Vermont Business Magazine The ski industry has changed profoundly, but the long-term leases intended to boost this vital Vermont economic engine have not changed with it. Vermont State Auditor Doug Hoffer has released the findings of an investigation into the state’s land leases with seven ski resorts. The central aim of the inquiry was to evaluate the direct financial return to the public of the state leasing these unique land assets.
The 50- to 100-year leases stem from the mid-20th century and concern roughly 8,500 acres of public land on some of Vermont’s most iconic mountains, including Mount Mansfield, Jay Peak, and Killington Peak. The leases are aimed at promoting recreational sports and facilities in Vermont. They were designed to help resorts grow, while generating revenue for Vermont state parks and forests. According to the report, those lease revenues, however, have not kept pace with the resorts’ development.

“By most measures, this partnership has been a success, and our Green Mountains are now home to world-famous ski areas,” Auditor Hoffer said. “But the dramatic changes in the resort industry over the past half-century suggest the need to review the current leases, which stretch back to the presidency of Dwight D Eisenhower.”
Over the last half-century, locally owned resorts with several lifts and a few facilities have been transformed into year-round enterprises – some of which are now owned by large out-of-state corporations.
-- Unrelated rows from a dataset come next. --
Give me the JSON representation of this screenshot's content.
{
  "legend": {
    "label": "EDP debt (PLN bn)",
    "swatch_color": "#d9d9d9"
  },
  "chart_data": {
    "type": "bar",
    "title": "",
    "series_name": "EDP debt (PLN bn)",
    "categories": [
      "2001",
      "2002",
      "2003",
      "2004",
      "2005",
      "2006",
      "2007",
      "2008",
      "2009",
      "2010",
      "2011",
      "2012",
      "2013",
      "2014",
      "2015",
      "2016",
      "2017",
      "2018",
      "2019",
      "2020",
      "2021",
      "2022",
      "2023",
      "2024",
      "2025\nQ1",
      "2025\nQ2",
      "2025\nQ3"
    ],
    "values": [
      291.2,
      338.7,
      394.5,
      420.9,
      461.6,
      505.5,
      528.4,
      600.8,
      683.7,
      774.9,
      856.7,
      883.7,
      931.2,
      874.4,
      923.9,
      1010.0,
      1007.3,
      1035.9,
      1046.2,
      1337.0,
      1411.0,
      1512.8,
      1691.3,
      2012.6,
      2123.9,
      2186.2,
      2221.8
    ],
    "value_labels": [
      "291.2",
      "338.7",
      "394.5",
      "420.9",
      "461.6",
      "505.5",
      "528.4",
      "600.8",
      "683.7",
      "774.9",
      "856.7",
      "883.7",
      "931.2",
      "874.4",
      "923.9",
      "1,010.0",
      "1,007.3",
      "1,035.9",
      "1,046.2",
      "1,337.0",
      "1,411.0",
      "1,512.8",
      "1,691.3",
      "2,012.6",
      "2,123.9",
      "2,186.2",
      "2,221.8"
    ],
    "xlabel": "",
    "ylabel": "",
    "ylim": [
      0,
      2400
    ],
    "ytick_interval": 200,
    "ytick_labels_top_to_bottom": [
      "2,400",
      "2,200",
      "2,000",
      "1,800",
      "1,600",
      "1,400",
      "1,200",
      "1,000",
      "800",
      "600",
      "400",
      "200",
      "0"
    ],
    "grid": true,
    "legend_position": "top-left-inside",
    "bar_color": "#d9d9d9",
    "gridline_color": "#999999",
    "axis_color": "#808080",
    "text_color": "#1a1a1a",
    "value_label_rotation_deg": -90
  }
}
Today’s resorts feature new lodges, hotels, condominiums, golf courses, retail stores, waterparks, and other high-end amenities.
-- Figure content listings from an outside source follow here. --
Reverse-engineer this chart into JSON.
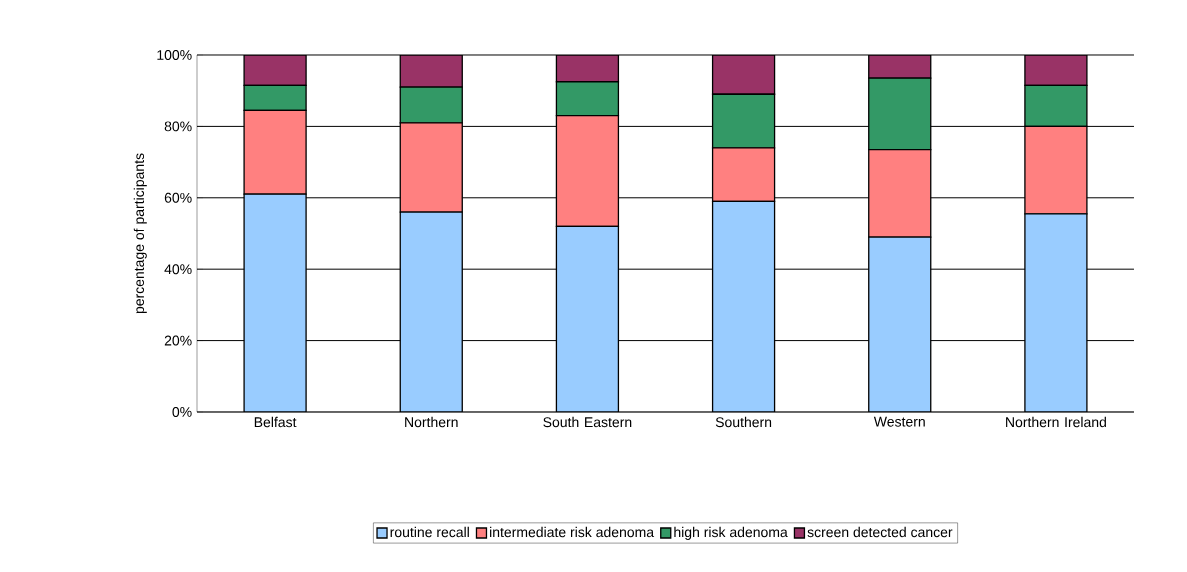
{
  "chart_data": {
    "type": "bar",
    "stacked": true,
    "ylabel": "percentage of participants",
    "categories": [
      "Belfast",
      "Northern",
      "South Eastern",
      "Southern",
      "Western",
      "Northern Ireland"
    ],
    "series": [
      {
        "name": "routine recall",
        "color": "#99ccff",
        "values": [
          61,
          56,
          52,
          59,
          49,
          55.5
        ]
      },
      {
        "name": "intermediate risk adenoma",
        "color": "#ff8080",
        "values": [
          23.5,
          25,
          31,
          15,
          24.5,
          24.5
        ]
      },
      {
        "name": "high risk adenoma",
        "color": "#339966",
        "values": [
          7,
          10,
          9.5,
          15,
          20,
          11.5
        ]
      },
      {
        "name": "screen detected cancer",
        "color": "#993366",
        "values": [
          8.5,
          9,
          7.5,
          11,
          6.5,
          8.5
        ]
      }
    ],
    "ylim": [
      0,
      100
    ],
    "yticks": [
      {
        "value": 0,
        "label": "0%"
      },
      {
        "value": 20,
        "label": "20%"
      },
      {
        "value": 40,
        "label": "40%"
      },
      {
        "value": 60,
        "label": "60%"
      },
      {
        "value": 80,
        "label": "80%"
      },
      {
        "value": 100,
        "label": "100%"
      }
    ],
    "grid": "y",
    "legend": "bottom"
  }
}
Between 2003 and 2013, development at the seven resorts spurred increases in sales of goods and services, property values, and revenues from excise taxes. But lease payments over this decade fell when adjusted for inflation. The leases were designed to capture a certain percentage of the primary revenue source, which 50 years ago was lift tickets. As the resorts have evolved, that revenue source has become one of many.
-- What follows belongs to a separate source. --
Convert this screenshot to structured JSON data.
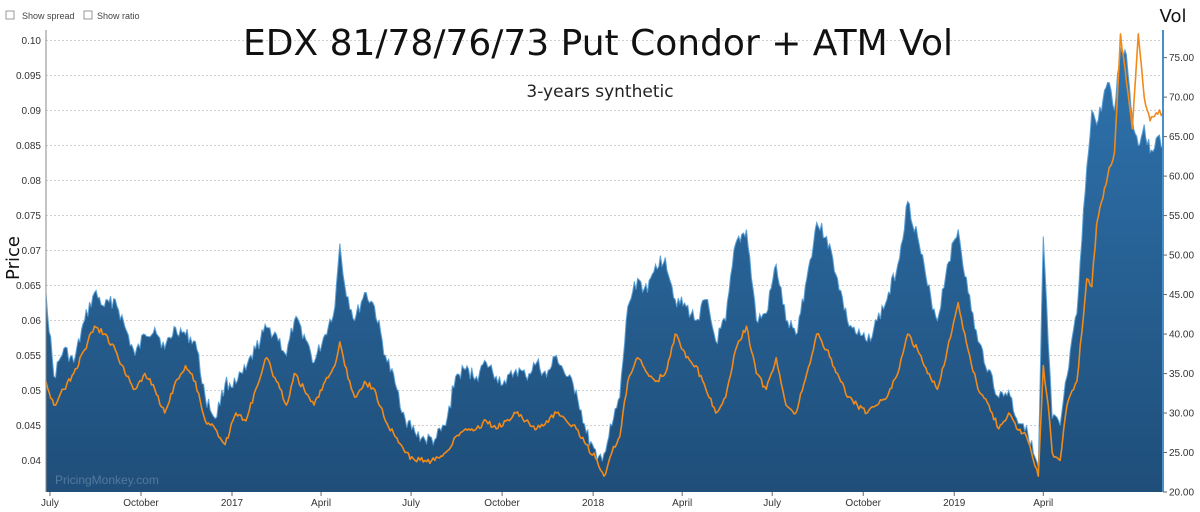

The leases were also created in a piecemeal fashion. They are written in non-standard terms and are inconsistent across key criteria, such as lease lengths, indemnity clauses, remedies for a breach of contract, and audit provisions. The lack of uniformity between the leases has produced a system that is difficult to administer and generates added costs for taxpayers.
One of the most problematic of the inconsistencies is the variation in assigning title to property on state land, which obstructs two towns’ power to tax and gives some resorts a tax advantage because property that belongs to the State is tax-exempt. Vermonters therefore pay for land and facilities used by the ski areas through the State’s Payment in Lieu of Taxes programs, which reimburses municipalities for taxes lost from state-owned property. These payments for property used and developed by the resorts reduce the value of the lease revenues to the State.
Additionally, when the State negotiated these lease agreements, it made a critical error by not stipulating regular opportunities to update the agreements, as the federal government does in its standardized 40-year permits with ski areas. The dated liability insurance language in the leases is one example of antiquated requirements and terminology that poses potential risk for the State.
“Our review points to old lease terms that may not be suitable for today and questions whether taxpayers are receiving fair value for these spectacular public assets,” Auditor Hoffer said. “It is my hope that this report will stimulate a discussion about all of these issues.”